Released during the "Great RPG Drought of 1997," the original Wild Arms was an oasis of adventure in a world almost completely without alternatives. While it was a pretty generic RPG overall, players' standards were low and the title was welcomed. Wild Arms 2 is equal in caliber to the original title, and it suffers the burden of comparison in a market flooded with better alternatives.
Welcome back to the world of Filgaia... sort of. While the world retains the same name and other similarities, Wild Arms 2 is not really a sequel but rather a separate story set in the same universe. A new army recruit, Ashley, is transformed into a hideous demon in a dimensional experiment conducted by unknown foes. As the experiment's only survivor, Ashley joins the war-hero-turned-criminal Brad and the bumbling magician Lilka in the newly formed ARMs special forces. Determined to uncover the evil that twisted Ashley's body and soul and prevent further experimentation with the dark parallel universe, the group finds a far greater conspiracy, which, of course, threatens the entire world. Ashley, Brad, and Lilka will be joined by other adventurers on their journey, and each will have unique powers and perspectives on the coming disaster.
Like the original Wild Arms, Wild Arms 2 combines standard random-encounter-based RPG gameplay with Zelda-like dungeons and puzzle solving. Each character in the three-person party has a handful of tools and skills at his or her disposal for manipulating the environment and solving the plethora of simple puzzles. Dungeons are viewed from a 3D rotatable three-quarter view, and manipulation of the camera is required to find exits, chests, and puzzle elements alike.
Beginning with the most blaring and over-the-top fanfare to grace an RPG, Wild Arms 2's combat system is, ironically, slow and unexciting, not to mention strategically nontaxing. The characters have a variety of attacks at their disposal, such as magic and the use of ARMs weapons. Magic and ARMs attacks require the use of force points (FP), built up by giving and receiving damage. Throw in the concept of magic as a virtually unlimited resource, and you've got an easy game. In a nod to the Final Fantasy series, Wild Arms 2 features a variety of interesting character-customization options. "Guardians," similar to Final Fantasy VIII's Guardian Forces, can be equipped to modify your stats and grant additional powers, including the ability to summon great beasts into battle. As in the first game, magic spells are scribed onto crests found throughout the game, and they let you fully customize a relatively small spell library. New to Wild Arms 2 are personal skills, which are status-enhancing abilities that can be purchased with a pool of skill points accrued throughout the course of the game. Personal skills include resistance to status effects and decreased FP usage. While character customization is always welcome, Wild Arms 2 just isn't difficult enough to really warrant this level of tweaking, so the point is fairly moot.

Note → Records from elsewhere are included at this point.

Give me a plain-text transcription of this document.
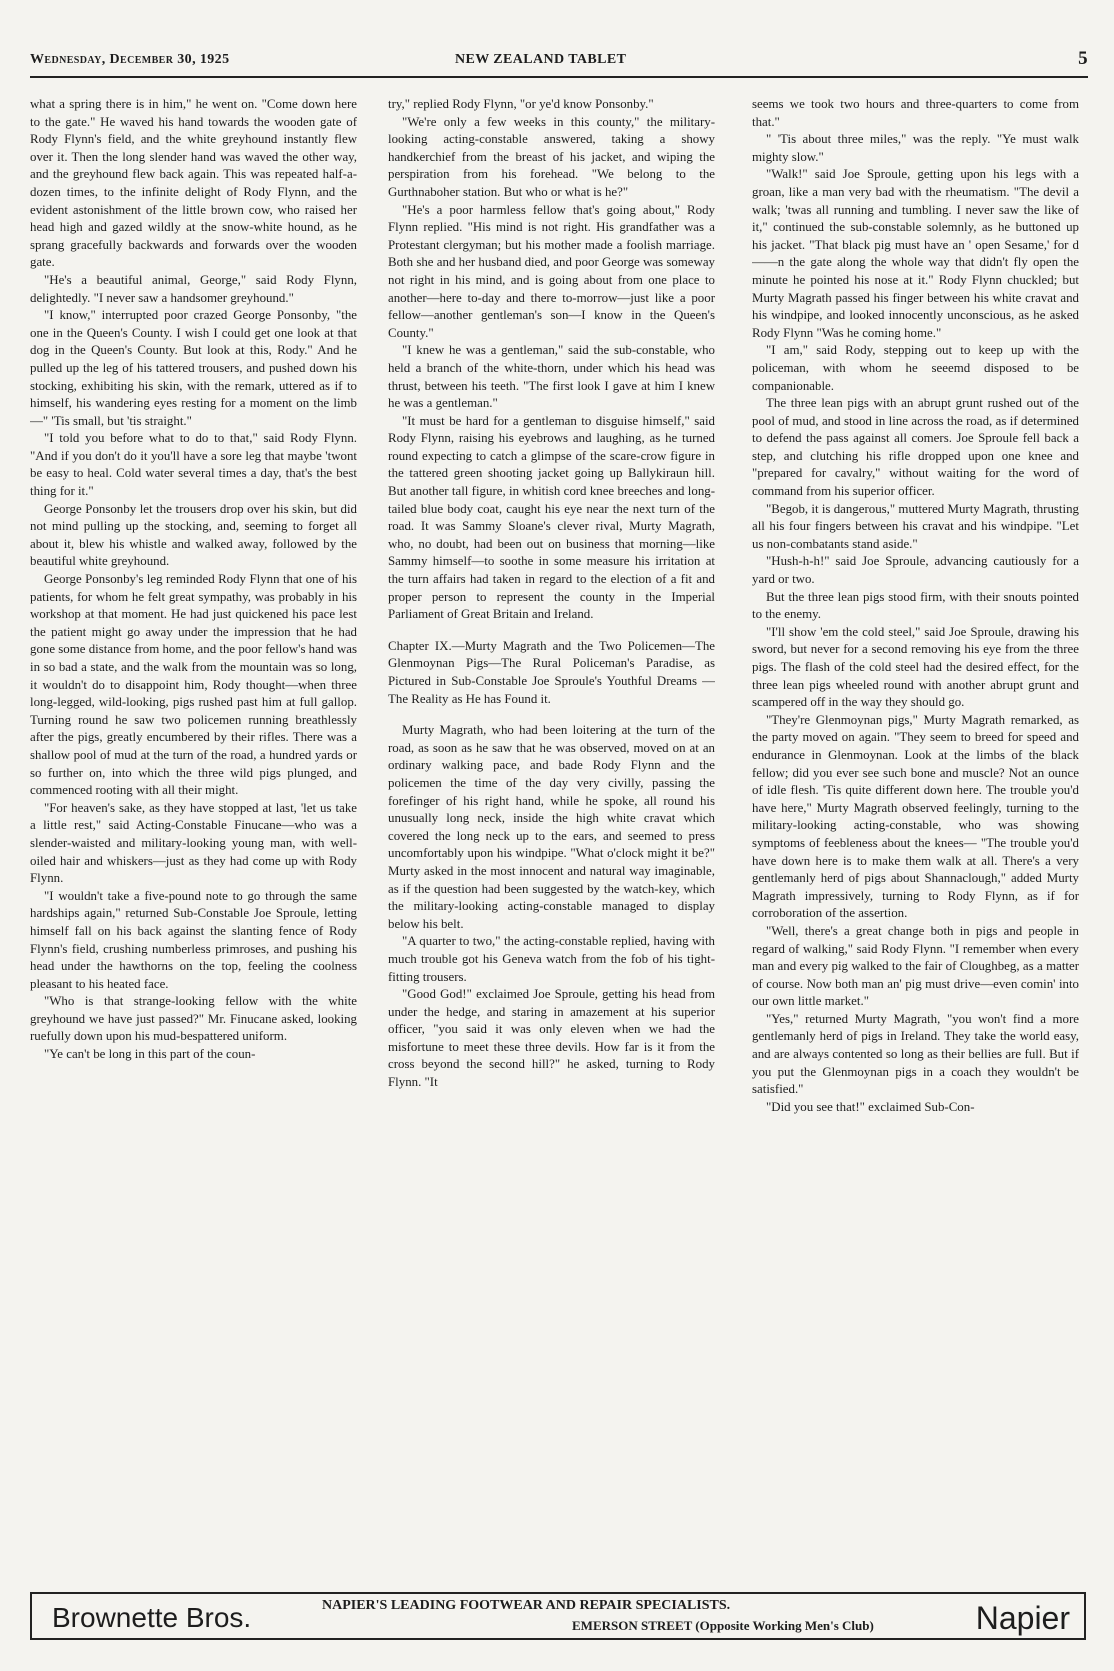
Wednesday, December 30, 1925	NEW ZEALAND TABLET	5

what a spring there is in him," he went on. "Come down here to the gate." He waved his hand towards the wooden gate of Rody Flynn's field, and the white greyhound instantly flew over it. Then the long slender hand was waved the other way, and the greyhound flew back again. This was repeated half-a-dozen times, to the infinite delight of Rody Flynn, and the evident astonishment of the little brown cow, who raised her head high and gazed wildly at the snow-white hound, as he sprang gracefully backwards and forwards over the wooden gate.

"He's a beautiful animal, George," said Rody Flynn, delightedly. "I never saw a handsomer greyhound."

"I know," interrupted poor crazed George Ponsonby, "the one in the Queen's County. I wish I could get one look at that dog in the Queen's County. But look at this, Rody." And he pulled up the leg of his tattered trousers, and pushed down his stocking, exhibiting his skin, with the remark, uttered as if to himself, his wandering eyes resting for a moment on the limb—" 'Tis small, but 'tis straight."

"I told you before what to do to that," said Rody Flynn. "And if you don't do it you'll have a sore leg that maybe 'twont be easy to heal. Cold water several times a day, that's the best thing for it."

George Ponsonby let the trousers drop over his skin, but did not mind pulling up the stocking, and, seeming to forget all about it, blew his whistle and walked away, followed by the beautiful white greyhound.

George Ponsonby's leg reminded Rody Flynn that one of his patients, for whom he felt great sympathy, was probably in his workshop at that moment. He had just quickened his pace lest the patient might go away under the impression that he had gone some distance from home, and the poor fellow's hand was in so bad a state, and the walk from the mountain was so long, it wouldn't do to disappoint him, Rody thought—when three long-legged, wild-looking, pigs rushed past him at full gallop. Turning round he saw two policemen running breathlessly after the pigs, greatly encumbered by their rifles. There was a shallow pool of mud at the turn of the road, a hundred yards or so further on, into which the three wild pigs plunged, and commenced rooting with all their might.

"For heaven's sake, as they have stopped at last, 'let us take a little rest," said Acting-Constable Finucane—who was a slender-waisted and military-looking young man, with well-oiled hair and whiskers—just as they had come up with Rody Flynn.

"I wouldn't take a five-pound note to go through the same hardships again," returned Sub-Constable Joe Sproule, letting himself fall on his back against the slanting fence of Rody Flynn's field, crushing numberless primroses, and pushing his head under the hawthorns on the top, feeling the coolness pleasant to his heated face.

"Who is that strange-looking fellow with the white greyhound we have just passed?" Mr. Finucane asked, looking ruefully down upon his mud-bespattered uniform.

"Ye can't be long in this part of the coun-

try," replied Rody Flynn, "or ye'd know Ponsonby."

"We're only a few weeks in this county," the military-looking acting-constable answered, taking a showy handkerchief from the breast of his jacket, and wiping the perspiration from his forehead. "We belong to the Gurthnaboher station. But who or what is he?"

"He's a poor harmless fellow that's going about," Rody Flynn replied. "His mind is not right. His grandfather was a Protestant clergyman; but his mother made a foolish marriage. Both she and her husband died, and poor George was someway not right in his mind, and is going about from one place to another—here to-day and there to-morrow—just like a poor fellow—another gentleman's son—I know in the Queen's County."

"I knew he was a gentleman," said the sub-constable, who held a branch of the white-thorn, under which his head was thrust, between his teeth. "The first look I gave at him I knew he was a gentleman."

"It must be hard for a gentleman to disguise himself," said Rody Flynn, raising his eyebrows and laughing, as he turned round expecting to catch a glimpse of the scare-crow figure in the tattered green shooting jacket going up Ballykiraun hill. But another tall figure, in whitish cord knee breeches and long-tailed blue body coat, caught his eye near the next turn of the road. It was Sammy Sloane's clever rival, Murty Magrath, who, no doubt, had been out on business that morning—like Sammy himself—to soothe in some measure his irritation at the turn affairs had taken in regard to the election of a fit and proper person to represent the county in the Imperial Parliament of Great Britain and Ireland.

Chapter IX.—Murty Magrath and the Two Policemen—The Glenmoynan Pigs—The Rural Policeman's Paradise, as Pictured in Sub-Constable Joe Sproule's Youthful Dreams —The Reality as He has Found it.

Murty Magrath, who had been loitering at the turn of the road, as soon as he saw that he was observed, moved on at an ordinary walking pace, and bade Rody Flynn and the policemen the time of the day very civilly, passing the forefinger of his right hand, while he spoke, all round his unusually long neck, inside the high white cravat which covered the long neck up to the ears, and seemed to press uncomfortably upon his windpipe. "What o'clock might it be?" Murty asked in the most innocent and natural way imaginable, as if the question had been suggested by the watch-key, which the military-looking acting-constable managed to display below his belt.

"A quarter to two," the acting-constable replied, having with much trouble got his Geneva watch from the fob of his tight-fitting trousers.

"Good God!" exclaimed Joe Sproule, getting his head from under the hedge, and staring in amazement at his superior officer, "you said it was only eleven when we had the misfortune to meet these three devils. How far is it from the cross beyond the second hill?" he asked, turning to Rody Flynn. "It

seems we took two hours and three-quarters to come from that."

" 'Tis about three miles," was the reply. "Ye must walk mighty slow."

"Walk!" said Joe Sproule, getting upon his legs with a groan, like a man very bad with the rheumatism. "The devil a walk; 'twas all running and tumbling. I never saw the like of it," continued the sub-constable solemnly, as he buttoned up his jacket. "That black pig must have an ' open Sesame,' for d——n the gate along the whole way that didn't fly open the minute he pointed his nose at it." Rody Flynn chuckled; but Murty Magrath passed his finger between his white cravat and his windpipe, and looked innocently unconscious, as he asked Rody Flynn "Was he coming home."

"I am," said Rody, stepping out to keep up with the policeman, with whom he seeemd disposed to be companionable.

The three lean pigs with an abrupt grunt rushed out of the pool of mud, and stood in line across the road, as if determined to defend the pass against all comers. Joe Sproule fell back a step, and clutching his rifle dropped upon one knee and "prepared for cavalry," without waiting for the word of command from his superior officer.

"Begob, it is dangerous," muttered Murty Magrath, thrusting all his four fingers between his cravat and his windpipe. "Let us non-combatants stand aside."

"Hush-h-h!" said Joe Sproule, advancing cautiously for a yard or two.

But the three lean pigs stood firm, with their snouts pointed to the enemy.

"I'll show 'em the cold steel," said Joe Sproule, drawing his sword, but never for a second removing his eye from the three pigs. The flash of the cold steel had the desired effect, for the three lean pigs wheeled round with another abrupt grunt and scampered off in the way they should go.

"They're Glenmoynan pigs," Murty Magrath remarked, as the party moved on again. "They seem to breed for speed and endurance in Glenmoynan. Look at the limbs of the black fellow; did you ever see such bone and muscle? Not an ounce of idle flesh. 'Tis quite different down here. The trouble you'd have here," Murty Magrath observed feelingly, turning to the military-looking acting-constable, who was showing symptoms of feebleness about the knees— "The trouble you'd have down here is to make them walk at all. There's a very gentlemanly herd of pigs about Shannaclough," added Murty Magrath impressively, turning to Rody Flynn, as if for corroboration of the assertion.

"Well, there's a great change both in pigs and people in regard of walking," said Rody Flynn. "I remember when every man and every pig walked to the fair of Cloughbeg, as a matter of course. Now both man an' pig must drive—even comin' into our own little market."

"Yes," returned Murty Magrath, "you won't find a more gentlemanly herd of pigs in Ireland. They take the world easy, and are always contented so long as their bellies are full. But if you put the Glenmoynan pigs in a coach they wouldn't be satisfied."

"Did you see that!" exclaimed Sub-Con-

Brownette Bros.	NAPIER'S LEADING FOOTWEAR AND REPAIR SPECIALISTS.
EMERSON STREET (Opposite Working Men's Club)	Napier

Wild Arms 2 also features a logically questionable overworld map system, implemented to keep you on the straight and narrow. Locations on the map are not visible until two events have occurred: you've been told about the location by a nonplayer character and you "sonar ping" near its actual location. Why a giant castle is invisible is unknown, and searching for the locations is an exercise in pointlessness. Completely removing the motivation to explore removes any nonlinearity the game might have.
Wild Arms 2's gameplay suffers from comparison to other, more original, modern-day RPGs, and its technology is completely destroyed by the same comparisons. While the 3D towns and dungeons look good enough, the battle engine doesn't seem to have changed one lick since the first game's 1997 release. While the character models are less "superdeformed," they are low in polygons, heavily jointed, and poorly textured. In addition to having the worst monster designs since Crave's miserable Shadow Madness, Wild Arms 2 also features terrible animation and spell effects. While it's unrealistic to expect Final Fantasy-style production values in every RPG, Wild Arms 2's technology is subpar and reminiscent of yesteryear's low-budget RPGs. The only thing helping the game's visuals are the impressively high-budget anime cutscenes, featuring smooth animation and far more appealing renditions of the game's characters. Obnoxious battle fanfare aside, Wild Arms 2's music is probably the game's highest point. From soothing town anthems to sinister bad-guy themes, Wild Arms 2 is, aurally, much better off than its predecessor.
Wild Arms 2 isn't bad, but it doesn't begin to approach today's standard of good, either. While a number of RPG players have fond memories of the original Wild Arms, they'll most likely be surprised and dismayed by its dinosaur of a sequel. While this doesn't bode well for Wild Arms 2, it is pleasing to note how far the genre has advanced since the original game's release.